Robust Quantification of Percent Emphysema on CT via Domain Attention: the Multi-Ethnic Study of Atherosclerosis (MESA) Lung Study
This work addresses the problem of efficient and accurate emphysema quantification for large-scale research studies and clinical translation, though it is incremental as it builds on an existing HMMF segmentation framework.
The paper tackled the challenge of robustly quantifying pulmonary emphysema on CT scans from different scanner types by developing an end-to-end deep learning framework with a novel domain attention block to fuse image features with scanner priors, which significantly improved results compared to a regular UNet.

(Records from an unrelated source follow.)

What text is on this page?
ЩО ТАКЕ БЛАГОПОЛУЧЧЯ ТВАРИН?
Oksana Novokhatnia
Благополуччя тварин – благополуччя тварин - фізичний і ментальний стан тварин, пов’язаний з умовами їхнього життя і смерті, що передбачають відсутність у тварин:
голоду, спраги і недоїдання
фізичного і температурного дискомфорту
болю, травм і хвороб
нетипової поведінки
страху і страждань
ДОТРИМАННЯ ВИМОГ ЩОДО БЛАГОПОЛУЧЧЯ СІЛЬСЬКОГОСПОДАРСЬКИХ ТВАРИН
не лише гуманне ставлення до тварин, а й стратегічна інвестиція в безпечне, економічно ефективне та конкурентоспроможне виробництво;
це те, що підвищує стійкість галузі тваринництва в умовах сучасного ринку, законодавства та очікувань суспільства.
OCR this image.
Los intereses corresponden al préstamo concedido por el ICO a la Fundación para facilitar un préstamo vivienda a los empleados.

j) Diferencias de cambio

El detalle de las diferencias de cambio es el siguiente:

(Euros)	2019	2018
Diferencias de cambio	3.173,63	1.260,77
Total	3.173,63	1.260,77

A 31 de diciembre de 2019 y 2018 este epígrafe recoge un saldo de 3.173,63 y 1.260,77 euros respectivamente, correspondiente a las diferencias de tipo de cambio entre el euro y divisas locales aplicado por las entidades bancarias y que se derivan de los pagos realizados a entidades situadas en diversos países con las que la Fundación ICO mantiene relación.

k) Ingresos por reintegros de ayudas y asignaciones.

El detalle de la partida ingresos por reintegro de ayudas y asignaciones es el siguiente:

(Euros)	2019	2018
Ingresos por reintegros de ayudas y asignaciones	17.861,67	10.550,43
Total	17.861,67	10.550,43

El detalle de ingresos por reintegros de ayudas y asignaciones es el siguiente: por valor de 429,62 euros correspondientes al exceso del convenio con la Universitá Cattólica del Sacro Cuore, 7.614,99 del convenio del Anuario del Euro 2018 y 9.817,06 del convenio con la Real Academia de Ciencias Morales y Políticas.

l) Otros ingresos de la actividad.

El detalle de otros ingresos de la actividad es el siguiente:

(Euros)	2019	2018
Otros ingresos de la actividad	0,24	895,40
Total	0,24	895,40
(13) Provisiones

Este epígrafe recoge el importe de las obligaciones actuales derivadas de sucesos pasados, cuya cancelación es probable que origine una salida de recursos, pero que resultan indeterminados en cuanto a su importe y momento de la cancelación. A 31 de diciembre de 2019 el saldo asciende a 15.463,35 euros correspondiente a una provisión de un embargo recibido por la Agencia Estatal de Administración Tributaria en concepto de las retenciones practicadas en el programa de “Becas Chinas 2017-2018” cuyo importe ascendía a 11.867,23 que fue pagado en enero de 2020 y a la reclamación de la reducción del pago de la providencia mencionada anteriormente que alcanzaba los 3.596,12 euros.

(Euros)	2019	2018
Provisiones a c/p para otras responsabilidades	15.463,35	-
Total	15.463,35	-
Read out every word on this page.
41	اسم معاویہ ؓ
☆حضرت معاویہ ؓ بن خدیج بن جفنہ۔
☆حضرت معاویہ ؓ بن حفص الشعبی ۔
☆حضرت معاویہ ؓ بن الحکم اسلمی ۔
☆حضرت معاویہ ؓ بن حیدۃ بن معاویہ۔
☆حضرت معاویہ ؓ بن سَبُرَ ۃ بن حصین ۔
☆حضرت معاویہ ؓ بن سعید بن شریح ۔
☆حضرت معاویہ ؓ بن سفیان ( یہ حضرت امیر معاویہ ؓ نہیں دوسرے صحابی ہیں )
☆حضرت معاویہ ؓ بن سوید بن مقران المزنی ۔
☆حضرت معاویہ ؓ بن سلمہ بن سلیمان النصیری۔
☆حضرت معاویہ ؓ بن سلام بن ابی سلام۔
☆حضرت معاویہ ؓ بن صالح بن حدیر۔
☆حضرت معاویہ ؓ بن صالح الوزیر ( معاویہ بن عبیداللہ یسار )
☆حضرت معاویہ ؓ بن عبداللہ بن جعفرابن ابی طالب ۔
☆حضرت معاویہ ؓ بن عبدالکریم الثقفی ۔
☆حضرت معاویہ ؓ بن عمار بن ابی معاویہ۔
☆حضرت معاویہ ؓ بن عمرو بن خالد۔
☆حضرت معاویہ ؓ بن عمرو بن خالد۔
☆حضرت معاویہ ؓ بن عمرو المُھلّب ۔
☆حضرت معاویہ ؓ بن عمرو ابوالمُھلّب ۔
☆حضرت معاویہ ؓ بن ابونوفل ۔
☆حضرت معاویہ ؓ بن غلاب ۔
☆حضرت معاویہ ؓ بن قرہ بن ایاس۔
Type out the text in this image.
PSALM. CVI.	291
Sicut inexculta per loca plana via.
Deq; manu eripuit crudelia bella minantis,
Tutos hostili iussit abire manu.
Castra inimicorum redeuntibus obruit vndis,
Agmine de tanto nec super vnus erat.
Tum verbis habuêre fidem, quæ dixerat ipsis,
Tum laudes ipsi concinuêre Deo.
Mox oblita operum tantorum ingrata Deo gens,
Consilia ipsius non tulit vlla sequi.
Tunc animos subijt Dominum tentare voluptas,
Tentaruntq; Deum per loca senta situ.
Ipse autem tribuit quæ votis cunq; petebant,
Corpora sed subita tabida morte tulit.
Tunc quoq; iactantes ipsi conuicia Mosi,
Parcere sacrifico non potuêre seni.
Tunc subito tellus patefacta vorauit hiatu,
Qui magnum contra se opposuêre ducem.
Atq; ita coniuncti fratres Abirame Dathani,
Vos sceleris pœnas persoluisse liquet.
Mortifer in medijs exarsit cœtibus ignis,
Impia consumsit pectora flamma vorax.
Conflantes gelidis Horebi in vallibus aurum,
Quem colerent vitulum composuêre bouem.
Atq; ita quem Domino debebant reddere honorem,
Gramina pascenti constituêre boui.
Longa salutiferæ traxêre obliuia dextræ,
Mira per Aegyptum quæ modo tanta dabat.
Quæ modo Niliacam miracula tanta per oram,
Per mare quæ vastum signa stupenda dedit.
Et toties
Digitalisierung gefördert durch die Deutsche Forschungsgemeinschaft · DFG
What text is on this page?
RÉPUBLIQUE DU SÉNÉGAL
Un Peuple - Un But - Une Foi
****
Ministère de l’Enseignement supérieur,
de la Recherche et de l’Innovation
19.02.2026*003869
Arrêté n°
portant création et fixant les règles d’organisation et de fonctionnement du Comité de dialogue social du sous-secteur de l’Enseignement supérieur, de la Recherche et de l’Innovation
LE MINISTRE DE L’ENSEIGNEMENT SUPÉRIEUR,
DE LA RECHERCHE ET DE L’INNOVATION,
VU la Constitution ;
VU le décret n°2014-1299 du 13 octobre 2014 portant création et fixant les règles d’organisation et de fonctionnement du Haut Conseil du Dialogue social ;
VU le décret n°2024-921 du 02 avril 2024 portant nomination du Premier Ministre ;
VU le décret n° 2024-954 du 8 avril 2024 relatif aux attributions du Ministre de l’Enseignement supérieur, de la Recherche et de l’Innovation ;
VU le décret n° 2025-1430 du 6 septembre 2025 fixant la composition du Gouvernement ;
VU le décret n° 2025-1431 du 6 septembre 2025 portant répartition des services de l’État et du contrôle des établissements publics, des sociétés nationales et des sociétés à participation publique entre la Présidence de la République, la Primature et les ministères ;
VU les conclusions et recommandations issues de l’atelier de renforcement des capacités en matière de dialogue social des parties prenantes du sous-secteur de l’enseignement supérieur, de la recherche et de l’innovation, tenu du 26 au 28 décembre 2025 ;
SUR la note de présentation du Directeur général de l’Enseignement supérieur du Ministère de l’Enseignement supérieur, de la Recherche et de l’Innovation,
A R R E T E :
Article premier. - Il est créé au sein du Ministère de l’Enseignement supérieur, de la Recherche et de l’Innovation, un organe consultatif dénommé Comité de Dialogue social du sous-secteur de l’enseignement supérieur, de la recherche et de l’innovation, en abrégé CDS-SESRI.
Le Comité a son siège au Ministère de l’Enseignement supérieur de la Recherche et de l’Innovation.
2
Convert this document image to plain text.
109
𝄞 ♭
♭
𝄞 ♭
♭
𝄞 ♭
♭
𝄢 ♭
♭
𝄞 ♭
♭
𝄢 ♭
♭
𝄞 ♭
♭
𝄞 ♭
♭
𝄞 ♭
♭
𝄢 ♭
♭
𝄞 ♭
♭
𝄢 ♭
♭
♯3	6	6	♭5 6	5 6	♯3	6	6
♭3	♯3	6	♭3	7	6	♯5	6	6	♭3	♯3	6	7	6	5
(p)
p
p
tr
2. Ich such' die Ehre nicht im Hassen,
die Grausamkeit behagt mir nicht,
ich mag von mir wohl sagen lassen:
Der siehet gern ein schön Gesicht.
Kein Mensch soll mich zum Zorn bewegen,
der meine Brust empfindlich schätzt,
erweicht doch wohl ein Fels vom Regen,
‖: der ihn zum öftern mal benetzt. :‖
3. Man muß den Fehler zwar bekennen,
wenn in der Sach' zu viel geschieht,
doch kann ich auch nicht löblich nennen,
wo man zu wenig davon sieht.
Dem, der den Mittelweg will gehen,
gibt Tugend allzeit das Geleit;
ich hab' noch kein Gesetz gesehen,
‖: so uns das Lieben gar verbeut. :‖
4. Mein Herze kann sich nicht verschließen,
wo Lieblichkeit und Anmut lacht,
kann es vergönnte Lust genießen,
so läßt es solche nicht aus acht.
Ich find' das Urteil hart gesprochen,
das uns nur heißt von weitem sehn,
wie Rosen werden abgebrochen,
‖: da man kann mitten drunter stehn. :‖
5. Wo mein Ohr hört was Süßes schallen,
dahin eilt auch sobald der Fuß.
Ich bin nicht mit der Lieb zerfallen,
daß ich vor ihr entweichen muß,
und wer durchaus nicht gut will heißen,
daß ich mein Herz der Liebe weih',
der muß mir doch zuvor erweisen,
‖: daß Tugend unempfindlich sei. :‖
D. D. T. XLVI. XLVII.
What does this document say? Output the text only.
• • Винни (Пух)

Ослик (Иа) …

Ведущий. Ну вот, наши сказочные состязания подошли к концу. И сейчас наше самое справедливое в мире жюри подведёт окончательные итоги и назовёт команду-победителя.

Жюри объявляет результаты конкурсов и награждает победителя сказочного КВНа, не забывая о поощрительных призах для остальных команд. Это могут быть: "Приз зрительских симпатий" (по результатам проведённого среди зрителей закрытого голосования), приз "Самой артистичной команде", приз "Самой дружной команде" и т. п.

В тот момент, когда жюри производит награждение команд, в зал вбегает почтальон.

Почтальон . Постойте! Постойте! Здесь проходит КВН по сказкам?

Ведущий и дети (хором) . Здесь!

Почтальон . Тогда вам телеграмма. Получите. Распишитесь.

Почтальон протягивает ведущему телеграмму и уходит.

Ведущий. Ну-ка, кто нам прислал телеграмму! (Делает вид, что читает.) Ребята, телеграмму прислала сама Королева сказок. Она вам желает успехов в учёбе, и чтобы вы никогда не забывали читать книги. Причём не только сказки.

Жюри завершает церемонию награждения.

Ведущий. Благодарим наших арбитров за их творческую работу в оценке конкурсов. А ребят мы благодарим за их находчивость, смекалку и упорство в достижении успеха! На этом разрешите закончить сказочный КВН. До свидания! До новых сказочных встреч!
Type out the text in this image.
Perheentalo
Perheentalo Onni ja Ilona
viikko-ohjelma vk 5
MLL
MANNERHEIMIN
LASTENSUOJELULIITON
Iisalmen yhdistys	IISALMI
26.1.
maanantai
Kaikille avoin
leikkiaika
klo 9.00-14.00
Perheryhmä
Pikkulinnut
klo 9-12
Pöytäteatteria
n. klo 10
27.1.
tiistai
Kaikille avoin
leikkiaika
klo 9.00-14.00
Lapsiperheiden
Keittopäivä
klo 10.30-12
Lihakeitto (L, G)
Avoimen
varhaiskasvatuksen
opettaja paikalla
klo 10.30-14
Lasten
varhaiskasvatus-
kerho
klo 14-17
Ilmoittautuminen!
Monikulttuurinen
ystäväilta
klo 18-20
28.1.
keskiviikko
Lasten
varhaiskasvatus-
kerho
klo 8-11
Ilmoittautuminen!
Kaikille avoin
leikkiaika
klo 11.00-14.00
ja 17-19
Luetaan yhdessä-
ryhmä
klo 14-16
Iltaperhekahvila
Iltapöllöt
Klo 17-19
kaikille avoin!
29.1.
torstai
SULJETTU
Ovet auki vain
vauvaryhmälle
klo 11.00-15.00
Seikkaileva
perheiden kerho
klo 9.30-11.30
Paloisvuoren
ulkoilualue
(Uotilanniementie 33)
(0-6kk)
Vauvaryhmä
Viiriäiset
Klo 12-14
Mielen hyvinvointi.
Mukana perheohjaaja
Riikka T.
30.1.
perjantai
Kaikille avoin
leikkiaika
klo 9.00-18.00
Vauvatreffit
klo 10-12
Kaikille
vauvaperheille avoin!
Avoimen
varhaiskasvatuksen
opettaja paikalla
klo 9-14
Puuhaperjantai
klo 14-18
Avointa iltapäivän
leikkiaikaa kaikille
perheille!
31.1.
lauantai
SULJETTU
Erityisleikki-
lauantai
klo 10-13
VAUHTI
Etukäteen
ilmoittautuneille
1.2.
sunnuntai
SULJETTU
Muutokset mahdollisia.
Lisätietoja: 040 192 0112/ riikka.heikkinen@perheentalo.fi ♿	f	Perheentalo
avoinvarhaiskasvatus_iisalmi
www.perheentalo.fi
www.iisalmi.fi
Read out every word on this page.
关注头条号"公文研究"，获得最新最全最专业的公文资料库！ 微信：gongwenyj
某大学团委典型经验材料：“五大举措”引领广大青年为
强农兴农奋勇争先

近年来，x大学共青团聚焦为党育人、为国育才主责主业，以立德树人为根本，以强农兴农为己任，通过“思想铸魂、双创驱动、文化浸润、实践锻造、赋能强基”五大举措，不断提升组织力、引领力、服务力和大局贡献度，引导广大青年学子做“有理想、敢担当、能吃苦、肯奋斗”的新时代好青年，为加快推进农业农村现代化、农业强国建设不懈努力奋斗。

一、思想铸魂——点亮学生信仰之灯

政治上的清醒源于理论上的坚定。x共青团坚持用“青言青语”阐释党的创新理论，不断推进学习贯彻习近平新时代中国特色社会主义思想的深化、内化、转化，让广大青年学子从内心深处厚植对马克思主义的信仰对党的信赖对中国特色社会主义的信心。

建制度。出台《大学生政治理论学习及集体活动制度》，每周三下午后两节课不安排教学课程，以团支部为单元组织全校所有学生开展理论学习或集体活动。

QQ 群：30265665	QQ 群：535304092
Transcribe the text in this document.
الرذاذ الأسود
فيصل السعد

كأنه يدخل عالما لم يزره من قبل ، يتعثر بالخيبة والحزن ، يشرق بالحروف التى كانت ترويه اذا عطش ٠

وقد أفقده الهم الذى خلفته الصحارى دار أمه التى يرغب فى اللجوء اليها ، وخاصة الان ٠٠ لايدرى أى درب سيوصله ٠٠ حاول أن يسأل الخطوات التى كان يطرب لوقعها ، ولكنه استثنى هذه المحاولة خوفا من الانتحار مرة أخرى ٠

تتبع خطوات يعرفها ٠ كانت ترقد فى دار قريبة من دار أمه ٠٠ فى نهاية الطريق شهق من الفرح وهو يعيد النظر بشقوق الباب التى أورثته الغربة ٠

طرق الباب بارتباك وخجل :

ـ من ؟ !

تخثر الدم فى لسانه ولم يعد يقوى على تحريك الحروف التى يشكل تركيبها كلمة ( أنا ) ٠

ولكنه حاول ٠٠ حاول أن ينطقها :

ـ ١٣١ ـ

Robust quantification of pulmonary emphysema on computed tomography (CT) remains challenging for large-scale research studies that involve scans from different scanner types and for translation to clinical scans. Existing studies have explored several directions to tackle this challenge, including density correction, noise filtering, regression, hidden Markov measure field (HMMF) model-based segmentation, and volume-adjusted lung density. Despite some promising results, previous studies either required a tedious workflow or limited opportunities for downstream emphysema subtyping, limiting efficient adaptation on a large-scale study. To alleviate this dilemma, we developed an end-to-end deep learning framework based on an existing HMMF segmentation framework. We first demonstrate that a regular UNet cannot replicate the existing HMMF results because of the lack of scanner priors. We then design a novel domain attention block to fuse image feature with quantitative scanner priors which significantly improves the results.